Concordo que o número é pequeno. Mas isso tem várias razões históricas. O número vai aumentando paulatinamente em função da relação comercial existente entre os dois Estados. Há anos, o antigo ministro angolano da Economia visitou a Índia e levou uma delegação. Recentemente, o actual secretário de Estado para o sector mineiro também visitou Deli e também levou uma delegação. Com essas visitas, o número de indianos em Angola vai aumentar.
E quantos angolanos estão na Índia a residir e a fazer negócios?
O número de angolanos a viver na Índia é muito limitado. Grande parte dessa comunidade vai mais à Índia para estudar. Isto porque o governo indiano tem estado a oferecer todos os anos 30 bolsas de estudos. Este número vai aumentado cada ano que passa e constitui a maior parte da comunidade angolana a residir na Índia.
“NA ÍNDIA, NÃO HÁ TRABALHO ESCRAVO”
A economia indiana é das que mais cresce no mundo. O que está na origem dos actuais níveis de crescimento?
Não é um milagre. O governo indiano prestou muita atenção às infra-estruturas como portos, aeroportos e electricidade. Esses elementos criados aceleram a economia indiana, bem como a fluidez das exportações feitas via barcos, em tempo recorde. Isso acelerou, de que maneira, a nossa economia. Outro aspecto tem que ver com a nossa política de terras. O governo indiano melhorou a lei de terra, disponibilizou mais terra e melhorou as exportações.
Além da mão-de-obra barata, que outros aspectos atraem multinacionais estrangeiras a instalarem-se na Índia?
Existem várias razões. Uma delas que faz com que a economia indiana cresça é o custo de produção que é fundamental, mas não é só. Também a facilidade que o governo indiano criou para que se possa fazer negócio na Índia. Quando os empresários investem conseguem vender os seus produtos e o governo protege os investimentos. O ponto número dois é que somos abençoados com uma população enorme. Estamos a falar de cerca de 500 milhões de homens de negócios. Tudo isso, mais a redução de custo de produção, cria uma economia de escala aceitável. Um outro detalhe importante é a rota automática de fazer comércio.
Como é que isso acontece?
Basta o investidor abrir uma conta no banco central indiano e pode directamente fazer o seu investimento no território indiano desde que tenha a conta aberta. O governo dá garantia de protecção dos negócios dos investidores tanto indianos como estrangeiros.

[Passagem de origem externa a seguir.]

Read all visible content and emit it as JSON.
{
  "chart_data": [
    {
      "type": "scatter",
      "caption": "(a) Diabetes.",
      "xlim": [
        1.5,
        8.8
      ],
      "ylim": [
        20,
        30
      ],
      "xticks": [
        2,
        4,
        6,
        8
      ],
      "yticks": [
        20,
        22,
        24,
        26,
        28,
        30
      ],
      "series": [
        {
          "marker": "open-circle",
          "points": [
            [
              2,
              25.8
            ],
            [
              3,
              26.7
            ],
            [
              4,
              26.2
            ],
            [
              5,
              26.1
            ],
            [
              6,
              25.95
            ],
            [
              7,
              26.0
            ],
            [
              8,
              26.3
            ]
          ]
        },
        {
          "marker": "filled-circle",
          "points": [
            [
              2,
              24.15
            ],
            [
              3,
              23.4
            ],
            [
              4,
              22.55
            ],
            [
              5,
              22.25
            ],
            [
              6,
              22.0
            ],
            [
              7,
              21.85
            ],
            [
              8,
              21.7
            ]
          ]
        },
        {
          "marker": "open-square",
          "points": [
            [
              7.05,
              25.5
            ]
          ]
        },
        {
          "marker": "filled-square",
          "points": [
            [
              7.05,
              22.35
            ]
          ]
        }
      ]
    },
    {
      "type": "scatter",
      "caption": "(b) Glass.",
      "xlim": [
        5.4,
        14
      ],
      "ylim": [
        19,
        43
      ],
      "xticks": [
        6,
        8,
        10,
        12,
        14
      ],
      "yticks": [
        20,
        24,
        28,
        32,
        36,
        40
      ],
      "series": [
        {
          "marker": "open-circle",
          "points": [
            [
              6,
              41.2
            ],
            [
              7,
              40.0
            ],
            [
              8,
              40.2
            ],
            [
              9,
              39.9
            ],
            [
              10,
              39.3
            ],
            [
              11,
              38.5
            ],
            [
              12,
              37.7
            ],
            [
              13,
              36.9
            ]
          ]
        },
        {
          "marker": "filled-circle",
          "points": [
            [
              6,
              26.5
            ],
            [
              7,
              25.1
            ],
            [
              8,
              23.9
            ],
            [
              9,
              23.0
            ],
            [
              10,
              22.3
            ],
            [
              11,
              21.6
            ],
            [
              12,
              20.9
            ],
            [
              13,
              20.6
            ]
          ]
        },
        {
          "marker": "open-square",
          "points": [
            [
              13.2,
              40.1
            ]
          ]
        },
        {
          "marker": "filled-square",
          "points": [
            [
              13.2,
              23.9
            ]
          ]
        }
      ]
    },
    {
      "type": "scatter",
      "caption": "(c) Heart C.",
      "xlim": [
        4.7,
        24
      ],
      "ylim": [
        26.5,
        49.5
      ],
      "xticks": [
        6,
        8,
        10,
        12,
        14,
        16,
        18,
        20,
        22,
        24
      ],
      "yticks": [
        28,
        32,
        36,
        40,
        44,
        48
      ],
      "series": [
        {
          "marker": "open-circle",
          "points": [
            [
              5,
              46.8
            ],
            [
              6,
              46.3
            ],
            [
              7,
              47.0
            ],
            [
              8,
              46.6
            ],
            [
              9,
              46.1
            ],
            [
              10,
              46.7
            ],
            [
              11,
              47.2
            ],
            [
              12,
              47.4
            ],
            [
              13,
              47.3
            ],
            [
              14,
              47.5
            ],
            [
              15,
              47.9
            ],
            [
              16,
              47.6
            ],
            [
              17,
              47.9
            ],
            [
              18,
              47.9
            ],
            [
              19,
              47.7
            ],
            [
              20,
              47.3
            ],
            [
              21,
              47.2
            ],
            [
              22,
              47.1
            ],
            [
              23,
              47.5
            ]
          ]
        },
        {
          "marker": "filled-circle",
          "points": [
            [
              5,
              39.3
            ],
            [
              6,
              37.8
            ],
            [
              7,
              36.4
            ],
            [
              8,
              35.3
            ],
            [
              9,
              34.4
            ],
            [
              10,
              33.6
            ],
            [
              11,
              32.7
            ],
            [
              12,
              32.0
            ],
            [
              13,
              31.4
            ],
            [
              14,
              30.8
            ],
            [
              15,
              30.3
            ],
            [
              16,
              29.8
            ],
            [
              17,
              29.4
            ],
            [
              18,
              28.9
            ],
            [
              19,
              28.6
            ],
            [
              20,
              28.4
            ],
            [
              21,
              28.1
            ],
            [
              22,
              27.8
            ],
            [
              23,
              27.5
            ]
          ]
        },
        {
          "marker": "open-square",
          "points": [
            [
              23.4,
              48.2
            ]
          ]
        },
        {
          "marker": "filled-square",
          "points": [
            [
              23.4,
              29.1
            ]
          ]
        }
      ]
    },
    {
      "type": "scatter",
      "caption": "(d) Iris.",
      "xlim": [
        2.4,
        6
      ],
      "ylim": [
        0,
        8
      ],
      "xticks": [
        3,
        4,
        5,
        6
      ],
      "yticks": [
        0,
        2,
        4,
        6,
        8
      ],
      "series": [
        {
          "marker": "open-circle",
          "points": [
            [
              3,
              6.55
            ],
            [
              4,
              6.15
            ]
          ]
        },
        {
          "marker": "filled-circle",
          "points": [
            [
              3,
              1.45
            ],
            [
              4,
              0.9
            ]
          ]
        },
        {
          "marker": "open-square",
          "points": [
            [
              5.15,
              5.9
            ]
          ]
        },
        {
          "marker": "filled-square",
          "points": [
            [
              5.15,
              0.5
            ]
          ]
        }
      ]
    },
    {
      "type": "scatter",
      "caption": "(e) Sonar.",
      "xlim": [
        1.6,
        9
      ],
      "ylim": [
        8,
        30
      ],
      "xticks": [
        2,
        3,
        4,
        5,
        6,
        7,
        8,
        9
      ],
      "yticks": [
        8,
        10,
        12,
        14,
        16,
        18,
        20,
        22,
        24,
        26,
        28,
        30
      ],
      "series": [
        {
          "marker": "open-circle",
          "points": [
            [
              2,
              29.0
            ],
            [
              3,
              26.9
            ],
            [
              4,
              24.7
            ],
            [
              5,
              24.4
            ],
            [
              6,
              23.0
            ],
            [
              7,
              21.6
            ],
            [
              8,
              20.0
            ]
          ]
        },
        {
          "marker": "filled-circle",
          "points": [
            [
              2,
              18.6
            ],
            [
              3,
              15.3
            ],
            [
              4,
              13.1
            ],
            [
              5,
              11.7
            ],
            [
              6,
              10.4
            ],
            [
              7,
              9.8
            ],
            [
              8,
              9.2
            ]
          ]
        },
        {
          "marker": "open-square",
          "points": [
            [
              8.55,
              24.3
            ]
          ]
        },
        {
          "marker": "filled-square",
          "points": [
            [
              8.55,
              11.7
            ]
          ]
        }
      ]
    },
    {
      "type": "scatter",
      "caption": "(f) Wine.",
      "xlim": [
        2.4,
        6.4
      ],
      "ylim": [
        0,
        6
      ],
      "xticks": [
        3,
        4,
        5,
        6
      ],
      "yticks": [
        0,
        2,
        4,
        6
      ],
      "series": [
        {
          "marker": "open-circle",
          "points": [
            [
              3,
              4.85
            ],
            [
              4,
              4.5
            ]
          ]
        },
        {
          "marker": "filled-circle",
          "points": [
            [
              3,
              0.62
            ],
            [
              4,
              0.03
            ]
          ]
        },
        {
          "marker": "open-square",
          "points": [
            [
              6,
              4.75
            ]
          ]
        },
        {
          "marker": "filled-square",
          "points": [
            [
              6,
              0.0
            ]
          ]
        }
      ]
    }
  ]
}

Há relatos de que a economia indiana cresce também devido ao trabalho de escravo e esforçado.
Estou consciente de que a escravatura já foi abolida há muitos anos e, na Índia, não temos nenhuma cultura de trabalho de escravatura ou forçado.
O crescimento económico da Índia reflecte-se na vida dos cidadãos?
Com certeza. Reflecte-se na vida quotidiana. Basta ver o rendimento ‘per capita’, que aumenta. Como é que conseguimos avaliar isso? Por intermédio da aquisição de bens. Mais cidadãos compram carros e casas e o barómetro vai aumentando de ano para ano.
As medidas proteccionistas de Donald Trump estão a afectar as exportações indianas para os EUA?
O proteccionismo norte-americano é uma grande preocupação e dificulta as economias. É uma grande questão que deve ser levada em conta e ser apresentada à Organização Mundial do Comércio, de que a Índia faz parte. Vamos apresentar as nossas preocupações. Isso não afecta apenas os países que desejam exportar para nações proteccionistas. É um direito que as nações têm, mas isso encarece os custos de produção dos países de origem. A longo prazo, pode ter consequências menos boas para esses países que adoptam essas políticas proteccionistas.
A China é um parceiro, mas também o principal concorrente da Índia. Concorda?
Um dos nossos maiores parceiros comerciais é a China. O nosso volume de negócios ronda os cem mil milhões de dólares. Mas também temos relações muito boas com os países vizinhos.
“Paquistão interfere nos assuntos internos da Índia”
Qual é o ponto de situação do programa indiano de desenvolvimento de ogivas nucleares?
Temos instalações ambiciosas de energias nucleares, porque são amigas do ambiente e também de custo baixo. Temos empresas vindas de países, como a Rússia, Japão e EUA.
A Índia é praticamente uma potência nuclear. O programa não tem fins militares?
Há um mau entendimento quando falamos de instalações de energias nucleares. Essas instalações, que estamos aqui a fazer referência, estão sob responsabilidade da Agência Internacional de Energia Atómica e não são para uso ou fins militares.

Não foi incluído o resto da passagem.